Why can't he sell the timeshare? There are people out there that would be interested in it. Also, does he have written proof that he brought the money that is currently locked down into the marriage? If he has written proof of this, he may very well have a very good argument about who it belongs to regardless of it being put into a joint account. Was it an inheritance or something else? You don't have to go into specifics.

You are going to be okay no matter what happens. You will need to start shopping more wisely and if need be, once your son is off to college, if he goes away, you can rent out a room if it comes to that. There are so many things you can do to help yourself financially...you just have to breathe, step back and not allow fear to drive your bus. I know how you feel, I was bouncing all over the place when my xh left, but I had to put the brakes on the fear and start figuring out how I was going to make ends meet. My xh left me with $13,000 worth of debt and he refused to pay any of the joint debt that he helped incur. I cut corners, I worked a lot of overtime and I doubled up on payments whenever I could. It took me about a year to clear the debt and I'm glad that it is all behind me. Meanwhile, while I was trying to clear the credit card debit, my xh was out there attempting to use the joint cards, but I had reported them lost and had the balances placed on a new card so that I could ensure he didn't run them up on the old cards.

At some point, you need to sit down and make a list of your expenditures, take a look at what you actually use and don't use and begin cutting them down to only what you need once your son is off to college.

You have nothing to fear but fear itself. Trust me, once you kick fear to the curb, you will be just fine.


The timeshare is worthless - they always are but this is something my H wanted - he has always said he accepts that he was responsible for this.

You cannot even give these things away - it would have to be paid off and then hope you can find someone willing to take it for the cost of title changing. He is stuck paying regardless. He is just trying to find something to complain about.

I'm good with a budget - in 10yr we lived a great life with expensive vacas and still managed to sock a way over a quarter million. I will be fine unless he dumps the timeshare and the car on me... that will be difficult.

THE MONEY IS HIS.

My atty knows this but still states its marital money. If I release before we have an agreement in place I lose my leverage with retirement accounts. When we first married money was tight so we only contributed to his 401k due to the amount we could leverage and cost of the account. My atty wants everything locked down until we have a settlement in place.

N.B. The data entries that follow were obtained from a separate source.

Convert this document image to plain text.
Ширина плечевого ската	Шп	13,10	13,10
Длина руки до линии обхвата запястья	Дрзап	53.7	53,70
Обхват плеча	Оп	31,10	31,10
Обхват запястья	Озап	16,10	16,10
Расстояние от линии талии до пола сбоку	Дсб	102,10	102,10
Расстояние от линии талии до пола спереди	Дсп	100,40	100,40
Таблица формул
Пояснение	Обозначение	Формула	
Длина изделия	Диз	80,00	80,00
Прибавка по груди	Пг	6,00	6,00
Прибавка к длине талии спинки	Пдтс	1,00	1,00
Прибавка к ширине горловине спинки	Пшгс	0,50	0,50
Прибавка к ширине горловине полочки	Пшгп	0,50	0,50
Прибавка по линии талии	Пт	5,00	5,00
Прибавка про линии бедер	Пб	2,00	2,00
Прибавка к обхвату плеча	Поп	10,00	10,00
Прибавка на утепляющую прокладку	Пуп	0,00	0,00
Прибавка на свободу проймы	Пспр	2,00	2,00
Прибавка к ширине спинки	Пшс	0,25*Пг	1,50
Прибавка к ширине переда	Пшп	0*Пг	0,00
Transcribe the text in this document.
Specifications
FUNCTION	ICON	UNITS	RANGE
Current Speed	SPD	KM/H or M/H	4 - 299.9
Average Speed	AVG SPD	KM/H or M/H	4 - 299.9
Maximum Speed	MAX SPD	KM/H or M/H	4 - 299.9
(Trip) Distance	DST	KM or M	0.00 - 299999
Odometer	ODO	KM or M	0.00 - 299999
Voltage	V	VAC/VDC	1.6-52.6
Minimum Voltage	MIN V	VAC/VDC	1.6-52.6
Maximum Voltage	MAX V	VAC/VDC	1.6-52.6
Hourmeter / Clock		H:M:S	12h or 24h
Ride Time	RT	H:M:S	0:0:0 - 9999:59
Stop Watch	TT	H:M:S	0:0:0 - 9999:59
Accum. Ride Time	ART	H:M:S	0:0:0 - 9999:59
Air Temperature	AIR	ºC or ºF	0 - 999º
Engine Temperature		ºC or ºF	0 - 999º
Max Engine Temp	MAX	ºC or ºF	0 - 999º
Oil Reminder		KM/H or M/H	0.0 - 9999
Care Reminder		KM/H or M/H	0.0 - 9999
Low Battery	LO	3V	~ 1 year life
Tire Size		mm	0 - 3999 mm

H states he will not go after all my home equity because I owned the home before I married him... but my atty states legally he is entitled to his half of 100% of the equity. I only have his word he doesn't want it all but if it turns out I'm due more from his retirement than he feels is obliged he could change his mind.

When he left he voluntarily stated he would take the timeshare and give it to me when paid off and also pay of S18 car and sign it over to him when paid off.... NOW he is complaining on what he decided and dictated.

What else will he change his mind on???

I would just like to give him the money... but I'm paying my atty to be my legal rep and I need to take her advice. She stated once I release the funds and they are gone I may never see them again if I am awarded part due to settlement.

Its complicated AND it bites

Last edited by KitCat; 06/26/20 03:49 PM.